O jogo do Corinthians contra o Palmeiras no último domingo me levou a uma grata recordação

Eram os anos 80. Meu filho ainda adolescente, tinha ido ver o jogo no estádio do Pacaembu.

Quando cheguei em casa, encontrei meu pai cabisbaixo. Não comentou nada sobre o jogo, mas reclamou porque meu filho tinha ido ver a partida, no estádio. Na    verdade   o     mau-

-humor devia-se à derrota do Palmeiras...
-Prá que essas besteiras? Não podia ver o jogo pela televisão? Pois amanhã vou acordá-lo mais cedo ainda, pra ir pra escola, que é pra ele aprender a deixar de ser besta e deixar de ver jogo no estádio. Pela televisão não é a mesma coisa?

Desconfio de tanto mau-humor. Meu pai vivia sempre de bem com a vida... Por que agora acordar meu filho mais cedo? Senti no ar um cheiro de vingança. Quem sabe suas críticas escondessem a vontade de ter ido também ao Pacaembu?

Nisso chega meu filho. Cara feia, reclamando que nunca viu um jogo mais porcaria.

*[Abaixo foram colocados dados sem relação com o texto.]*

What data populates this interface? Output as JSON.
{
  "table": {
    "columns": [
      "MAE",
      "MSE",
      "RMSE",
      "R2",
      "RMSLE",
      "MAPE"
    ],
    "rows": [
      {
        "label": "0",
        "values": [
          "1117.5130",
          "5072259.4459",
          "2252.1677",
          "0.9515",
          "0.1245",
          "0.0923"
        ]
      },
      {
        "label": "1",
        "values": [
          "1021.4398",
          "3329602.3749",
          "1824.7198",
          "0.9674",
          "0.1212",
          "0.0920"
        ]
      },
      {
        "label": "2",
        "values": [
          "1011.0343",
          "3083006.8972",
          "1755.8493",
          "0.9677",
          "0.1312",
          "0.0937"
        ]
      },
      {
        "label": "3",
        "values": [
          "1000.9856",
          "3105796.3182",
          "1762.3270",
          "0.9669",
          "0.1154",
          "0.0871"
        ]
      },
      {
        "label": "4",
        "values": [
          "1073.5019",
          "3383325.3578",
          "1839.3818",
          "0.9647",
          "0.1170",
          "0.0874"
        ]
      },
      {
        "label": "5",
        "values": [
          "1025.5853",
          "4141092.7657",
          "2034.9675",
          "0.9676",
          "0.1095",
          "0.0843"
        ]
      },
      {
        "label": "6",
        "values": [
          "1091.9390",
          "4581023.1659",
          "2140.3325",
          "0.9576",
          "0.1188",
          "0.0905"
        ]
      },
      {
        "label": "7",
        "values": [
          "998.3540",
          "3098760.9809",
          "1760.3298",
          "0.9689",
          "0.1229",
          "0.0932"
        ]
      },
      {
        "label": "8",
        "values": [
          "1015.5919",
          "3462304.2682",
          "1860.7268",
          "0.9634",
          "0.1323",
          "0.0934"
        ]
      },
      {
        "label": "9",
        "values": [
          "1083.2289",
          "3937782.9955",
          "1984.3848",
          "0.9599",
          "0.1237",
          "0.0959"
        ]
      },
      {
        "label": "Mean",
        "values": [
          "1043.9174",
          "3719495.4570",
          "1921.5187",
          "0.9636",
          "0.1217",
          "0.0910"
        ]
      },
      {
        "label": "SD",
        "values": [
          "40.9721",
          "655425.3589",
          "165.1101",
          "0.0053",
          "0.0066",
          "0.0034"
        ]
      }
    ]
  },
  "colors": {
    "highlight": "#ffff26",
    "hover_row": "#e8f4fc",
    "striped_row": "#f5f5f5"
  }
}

Um time tão ruim ganhar do Palmeiras. Além de tudo, quase não viu os jogadores. Péssimo ver jogo no estádio...

“Não foi sua miopia?” Penso, mas não digo nada a ele. Mãe não gosta de ver filho triste. Ainda que o motivo seja a vitória do seu time (dela, mãe) sobre o do filho. Converso apenas com meus botões. Sou a única corintiana da família.

O avô, irônico, na cadeira de balanço, até esboça um sorriso: “vi tudo pela tevê...”

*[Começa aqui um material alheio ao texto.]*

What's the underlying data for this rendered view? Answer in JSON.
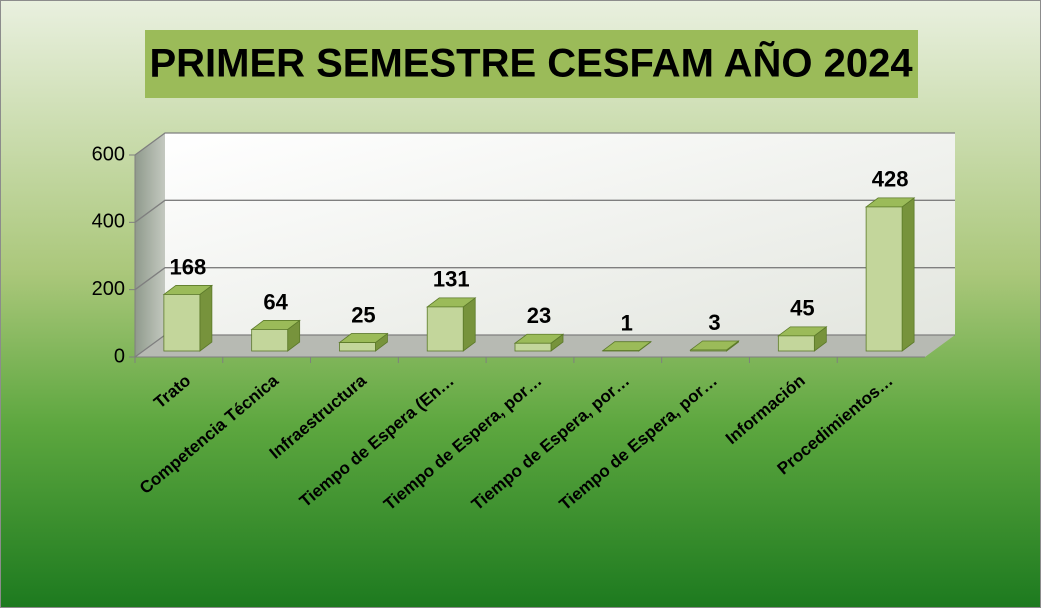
{
  "chart_data": {
    "type": "bar3d",
    "title": "PRIMER SEMESTRE CESFAM AÑO 2024",
    "categories": [
      "Trato",
      "Competencia Técnica",
      "Infraestructura",
      "Tiempo de Espera (En…",
      "Tiempo de Espera, por…",
      "Tiempo de Espera, por…",
      "Tiempo de Espera, por…",
      "Información",
      "Procedimientos…"
    ],
    "values": [
      168,
      64,
      25,
      131,
      23,
      1,
      3,
      45,
      428
    ],
    "color": "#c3d69b",
    "ylim": [
      0,
      600
    ],
    "yticks": [
      0,
      200,
      400,
      600
    ],
    "grid": true
  }
}
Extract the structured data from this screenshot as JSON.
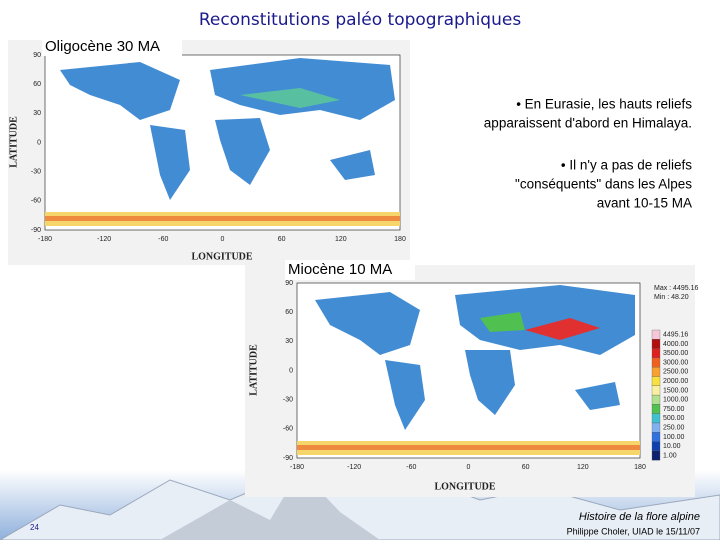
{
  "title": "Reconstitutions paléo topographiques",
  "map1": {
    "label": "Oligocène 30 MA",
    "y_axis_label": "LATITUDE",
    "x_axis_label": "LONGITUDE",
    "yticks": [
      "90",
      "60",
      "30",
      "0",
      "-30",
      "-60",
      "-90"
    ],
    "xticks": [
      "-180",
      "-120",
      "-60",
      "0",
      "60",
      "120",
      "180"
    ]
  },
  "bullets": [
    [
      "• En Eurasie, les hauts reliefs",
      "apparaissent d'abord en  Himalaya."
    ],
    [
      "• Il n'y a pas de reliefs",
      "\"conséquents\" dans les Alpes",
      "avant  10-15 MA"
    ]
  ],
  "map2": {
    "label": "Miocène 10 MA",
    "y_axis_label": "LATITUDE",
    "x_axis_label": "LONGITUDE",
    "yticks": [
      "90",
      "60",
      "30",
      "0",
      "-30",
      "-60",
      "-90"
    ],
    "xticks": [
      "-180",
      "-120",
      "-60",
      "0",
      "60",
      "120",
      "180"
    ],
    "stats": [
      "Max : 4495.16",
      "Min : 48.20"
    ],
    "legend": {
      "labels": [
        "4495.16",
        "4000.00",
        "3500.00",
        "3000.00",
        "2500.00",
        "2000.00",
        "1500.00",
        "1000.00",
        "750.00",
        "500.00",
        "250.00",
        "100.00",
        "10.00",
        "1.00"
      ],
      "colors": [
        "#f4c8d8",
        "#b01010",
        "#e02020",
        "#f06020",
        "#f8a030",
        "#f8e040",
        "#f8f0a0",
        "#b0e090",
        "#50c050",
        "#40c0d0",
        "#80b0f0",
        "#3070e0",
        "#1040b0",
        "#102070"
      ]
    }
  },
  "footer": {
    "page": "24",
    "course": "Histoire de la flore alpine",
    "author": "Philippe Choler, UIAD le 15/11/07"
  }
}
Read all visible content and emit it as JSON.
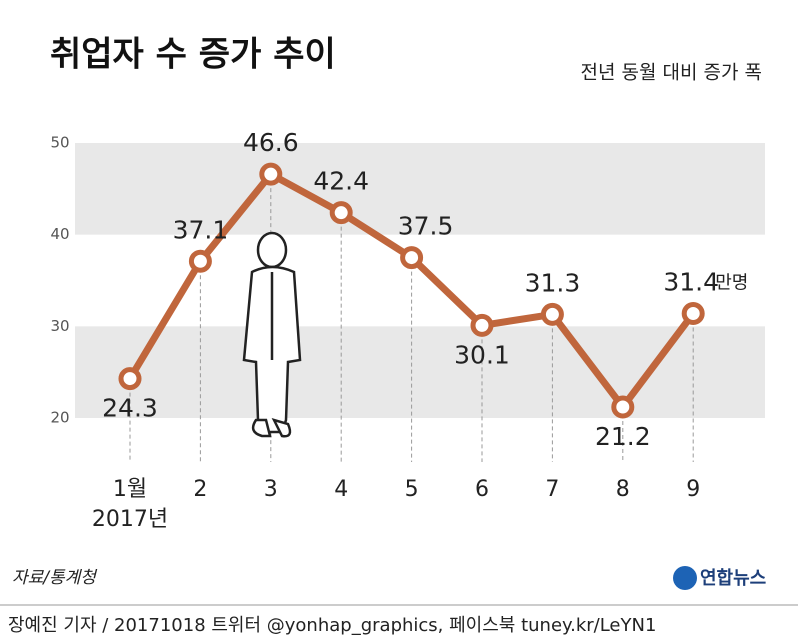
{
  "chart_data": {
    "type": "line",
    "title": "취업자 수 증가 추이",
    "subtitle": "전년 동월 대비 증가 폭",
    "categories": [
      "1월",
      "2",
      "3",
      "4",
      "5",
      "6",
      "7",
      "8",
      "9"
    ],
    "x_note": "2017년",
    "values": [
      24.3,
      37.1,
      46.6,
      42.4,
      37.5,
      30.1,
      31.3,
      21.2,
      31.4
    ],
    "unit": "만명",
    "color": "#c0663c",
    "ylim": [
      20,
      50
    ],
    "yticks": [
      20,
      30,
      40,
      50
    ],
    "bands": true,
    "source": "자료/통계청",
    "logo": "연합뉴스",
    "footer": "장예진 기자 / 20171018 트위터 @yonhap_graphics, 페이스북 tuney.kr/LeYN1"
  }
}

Depois do banho tomado, meu filho preparava-se para dormir quando começa a me contar, como se eu não soubesse:
-Mã, a coisa mais bonita do mundo é ser corintiano.

E me fala dos balões que os Gaviões da Fiel soltaram antes do jogo, com porcos pendurados. Descreve as bandeiras agitadas no estádio, a vibração da torcida, e dentro de mim desconfio desse palmeirense que fala com tamanho entusiasmo do Corinthians.

Ele se dá conta de que exagerou. Que vou ficar muito ancha. Pra um palmeirense não ficava bem tanta admiração. Ainda mais levando-se em conta que estava ali, diante de uma corintiana, e volta a reclamar:
-Até dor de cabeça que nunca senti, estou sentindo. Porcaria de jogo!

Penso nas gozações que ele, o avô e meus sobrinhos fazem de mim quando meu time perde, mas minha grandeza de alma corintiana não me permite extravasar o sentimento de vitória. Desfraldo bandeiras brancas e pretas dentro do peito, meus olhos marejam a cada gol, mas sendo minoria, recolho-me à minha insignificância.

E domingo agora, ao ver meu filho e meu neto Otávio, comentando o jogo, não vi entusiasmo de palmeirenses, mas sim uma admiração enorme por Ronaldo.

Fui buscar no meu diário as anotações que fiz naquela noite distante. E vi uma situação parecida. Meu pai já não está mais aqui, agora são pai e filho comentando o jogo. E a conversa girava em torno do gol do Ronaldo, o desempenho do Ronaldo, e a persistência do Fenômeno.

A vida se renova a cada jogo, a cada geração, pensei. E me senti feliz por vê-los comentarem sem nenhum despeito, ao contrário, com muita admiração, o exemplo de persistência que o Fenômeno tem dado a todo o povo brasileiro. Por vê-los constatar que Ronaldo é maior que qualquer camisa que vista, aqui ou no exterior.

E eu que antes só acompanhei a vida de Garrincha, fico encantada ao ver o Fenômeno declarar aos repórteres suas angústias, suas indecisões, e corajosamente olhar pra câmara e dizer: eu sei que cometo erros, sou igual a todo mundo, sou gente. E acho que é isso que o faz ser tão amado pelo povo brasileiro. Ronaldo cai e se levanta, erra e pede desculpas, como só os grandes sabem pedir... É...Ronaldo deve ser nosso espelho.

 
(*) Jornalista, professora de Literatura Brasileira e Portuguesa e escritora, autora de “Eu: primeira pessoa, singular”, obra vencedora do Prêmio Teresa Martin de Literatura em júri composto por Ignácio de Loyola Brandão, Deonísio da Silva e José Louzeiro. Militante contra a última ditadura militar no Brasil.